The allegations behind Manhattan District Attorney Alvin Bragg’s prosecution of President Trump are not new. In fact, all the key points have been known since 2018. Michael Cohen, Trump’s former lawyer, pleaded guilty to charges based on these same facts five years ago. At the time, federal prosecutors determined that no one else would be charged alongside Cohen, closing the case.

Like their federal counterparts, prosecutors in the Manhattan District Attorney’s Office were initially skeptical of pursuing a case against Trump on these facts. Former Manhattan District Attorney Cyrus Vance passed on the case. Bragg, Vance’s successor, was ready to pass too, until a volunteer prosecutor in his office named Mark Pomerantz resigned in protest and went public criticizing Bragg. Pomerantz’s scathing resignation letter was leaked to the New York Times, and he even penned a book taking Bragg to task for not being more aggressive in going after Trump. If Pomerantz couldn’t convince Bragg to bring charges in private, he would do it publicly.

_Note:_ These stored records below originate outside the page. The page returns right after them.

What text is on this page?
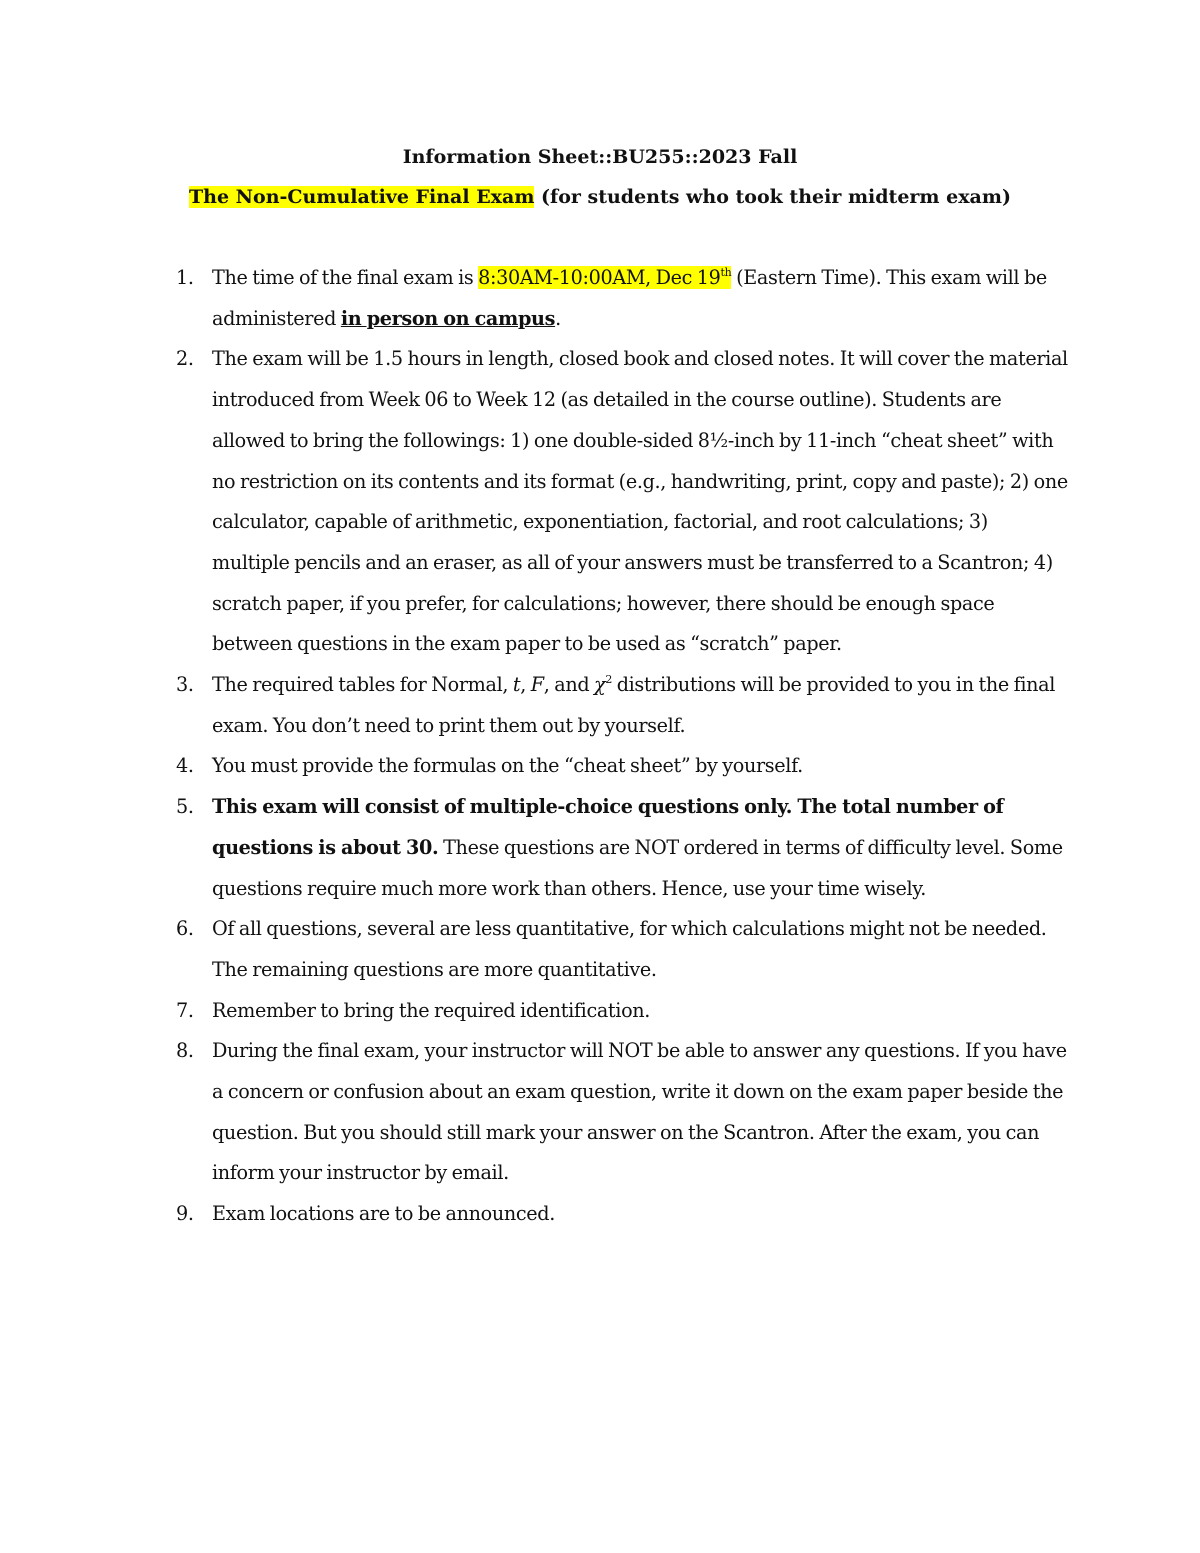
Information Sheet::BU255::2023 Fall

The Non-Cumulative Final Exam (for students who took their midterm exam)

1. The time of the final exam is 8:30AM-10:00AM, Dec 19th (Eastern Time). This exam will be administered in person on campus.
2. The exam will be 1.5 hours in length, closed book and closed notes. It will cover the material introduced from Week 06 to Week 12 (as detailed in the course outline). Students are allowed to bring the followings: 1) one double-sided 8½-inch by 11-inch “cheat sheet” with no restriction on its contents and its format (e.g., handwriting, print, copy and paste); 2) one calculator, capable of arithmetic, exponentiation, factorial, and root calculations; 3) multiple pencils and an eraser, as all of your answers must be transferred to a Scantron; 4) scratch paper, if you prefer, for calculations; however, there should be enough space between questions in the exam paper to be used as “scratch” paper.
3. The required tables for Normal, t, F, and $\chi^2$ distributions will be provided to you in the final exam. You don’t need to print them out by yourself.
4. You must provide the formulas on the “cheat sheet” by yourself.
5. This exam will consist of multiple-choice questions only. The total number of questions is about 30. These questions are NOT ordered in terms of difficulty level. Some questions require much more work than others. Hence, use your time wisely.
6. Of all questions, several are less quantitative, for which calculations might not be needed. The remaining questions are more quantitative.
7. Remember to bring the required identification.
8. During the final exam, your instructor will NOT be able to answer any questions. If you have a concern or confusion about an exam question, write it down on the exam paper beside the question. But you should still mark your answer on the Scantron. After the exam, you can inform your instructor by email.
9. Exam locations are to be announced.
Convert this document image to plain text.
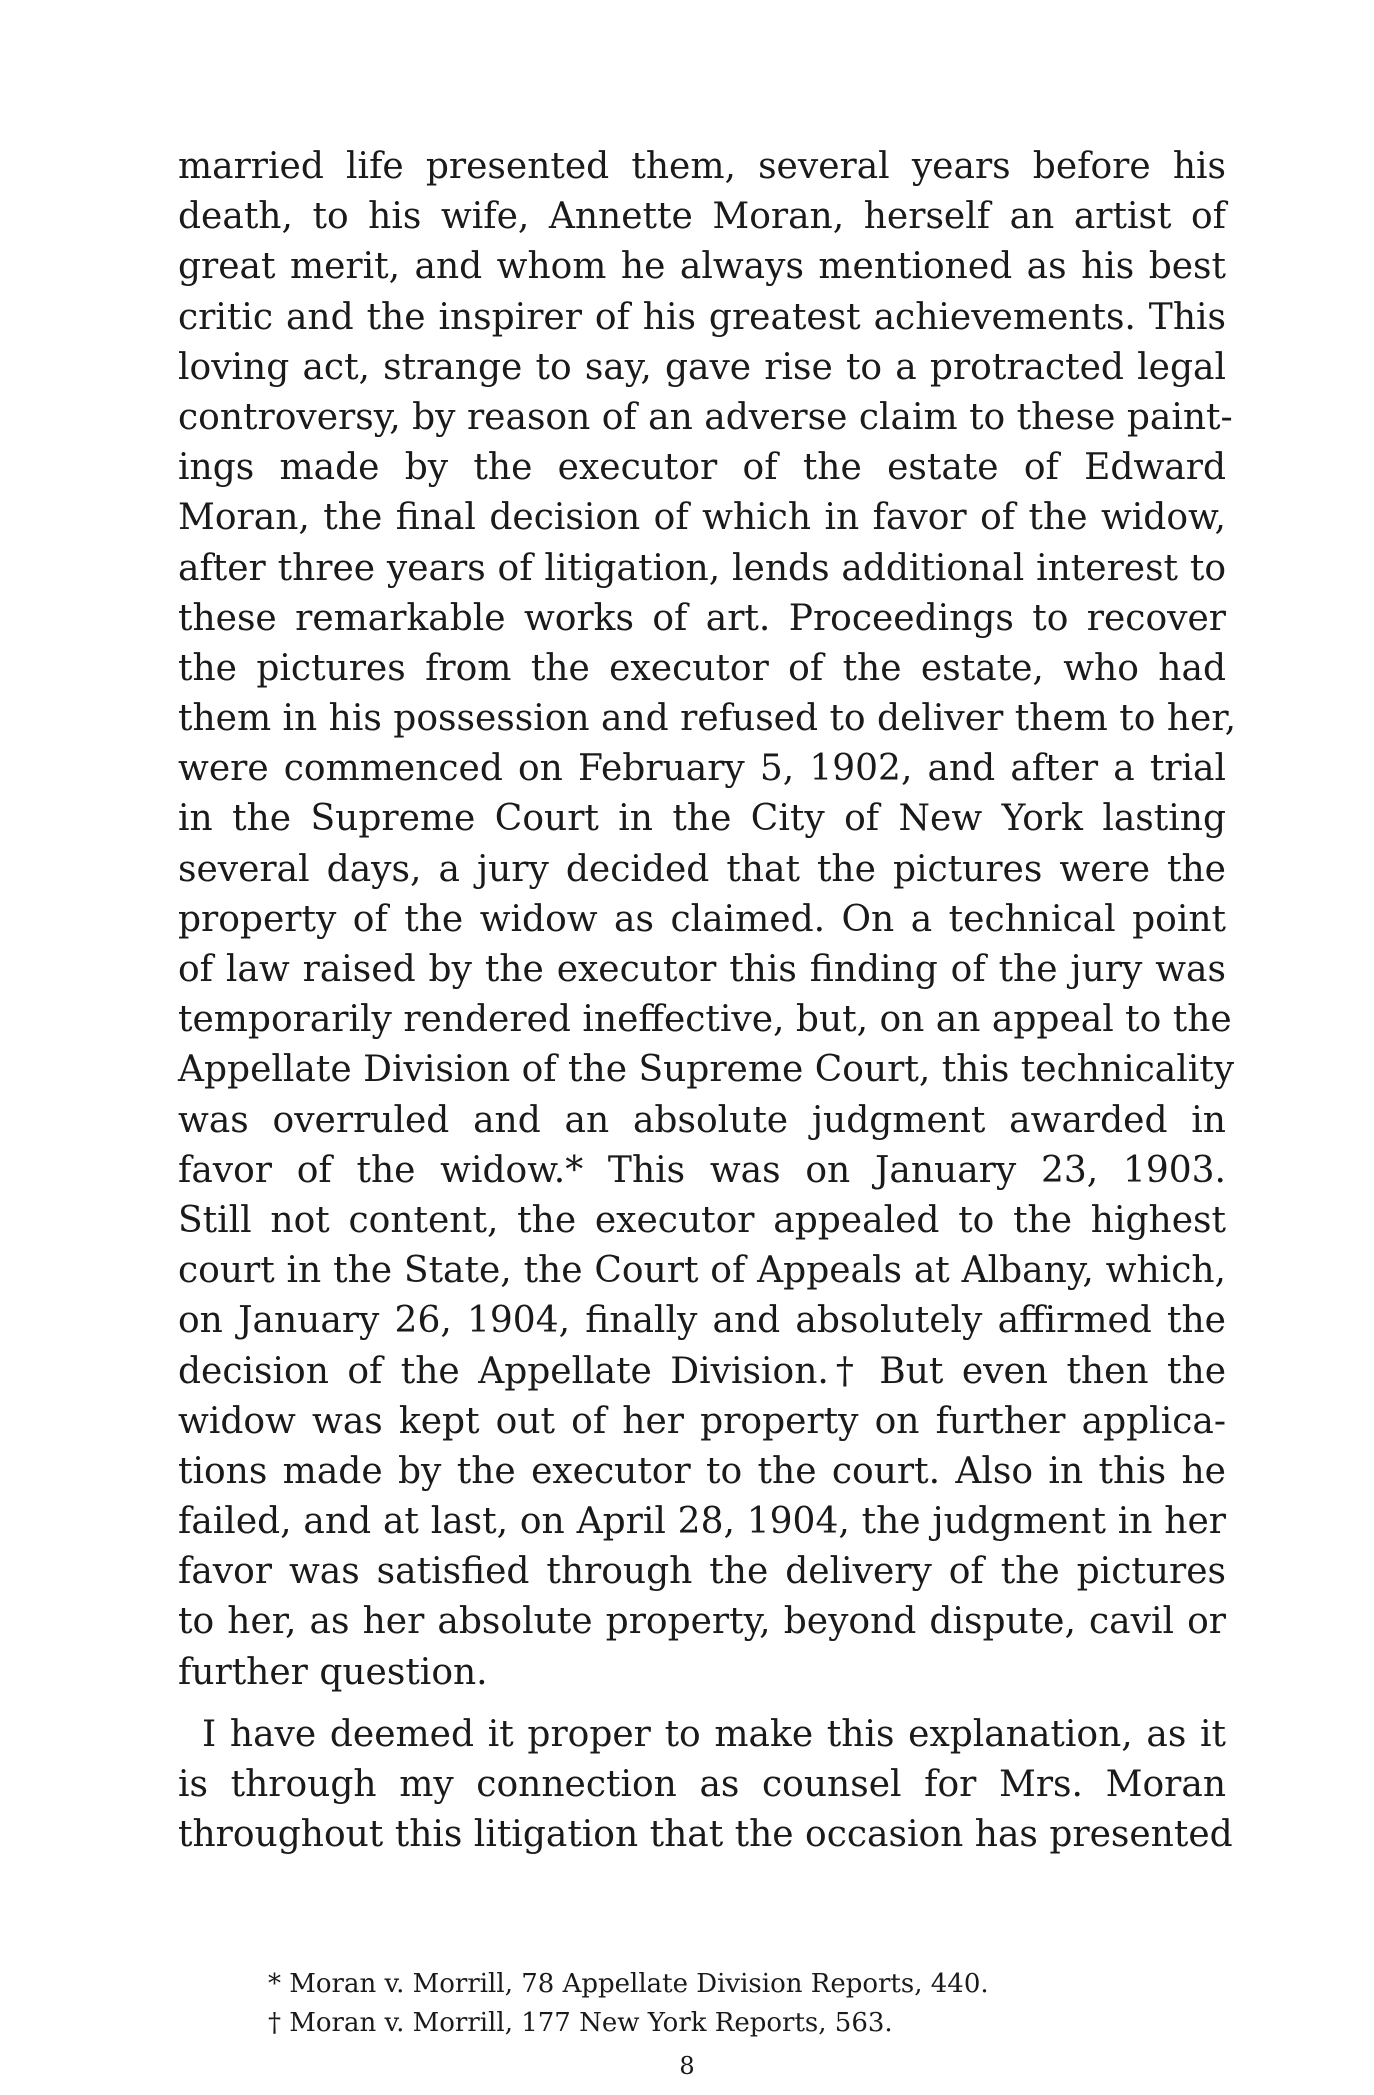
married life presented them, several years before his
death, to his wife, Annette Moran, herself an artist of
great merit, and whom he always mentioned as his best
critic and the inspirer of his greatest achievements. This
loving act, strange to say, gave rise to a protracted legal
controversy, by reason of an adverse claim to these paint-
ings made by the executor of the estate of Edward
Moran, the final decision of which in favor of the widow,
after three years of litigation, lends additional interest to
these remarkable works of art. Proceedings to recover
the pictures from the executor of the estate, who had
them in his possession and refused to deliver them to her,
were commenced on February 5, 1902, and after a trial
in the Supreme Court in the City of New York lasting
several days, a jury decided that the pictures were the
property of the widow as claimed. On a technical point
of law raised by the executor this finding of the jury was
temporarily rendered ineffective, but, on an appeal to the
Appellate Division of the Supreme Court, this technicality
was overruled and an absolute judgment awarded in
favor of the widow.* This was on January 23, 1903.
Still not content, the executor appealed to the highest
court in the State, the Court of Appeals at Albany, which,
on January 26, 1904, finally and absolutely affirmed the
decision of the Appellate Division.† But even then the
widow was kept out of her property on further applica-
tions made by the executor to the court. Also in this he
failed, and at last, on April 28, 1904, the judgment in her
favor was satisfied through the delivery of the pictures
to her, as her absolute property, beyond dispute, cavil or
further question.
I have deemed it proper to make this explanation, as it
is through my connection as counsel for Mrs. Moran
throughout this litigation that the occasion has presented
* Moran v. Morrill, 78 Appellate Division Reports, 440.
† Moran v. Morrill, 177 New York Reports, 563.
8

Pomerantz’s book, described by one reviewer as 300 pages of “score-settling and scorn,” lays bare the political animus motivating the prosecution of Trump. Pomerantz wrote about the thrill he got from investigating Trump and noted he would have gladly paid for the opportunity to prosecute the former president. The book described how Pomerantz pushed Bragg to resurrect the so-called “zombie” case using a convoluted and unprecedented legal theory.

To get around the statute of limitations on what are ordinarily misdemeanor charges, prosecutors could bootstrap the misdemeanor allegations into felonies by alleging that the records were falsified to conceal a second (and still undefined) crime

Bragg ultimately succumbed to the pressure campaign, filing charges in April 2023 based on Pomerantz’s blueprint.  Bragg built his case around the testimony of his star witness, Michael Cohen. But to say Cohen has a credibility problem is an understatement.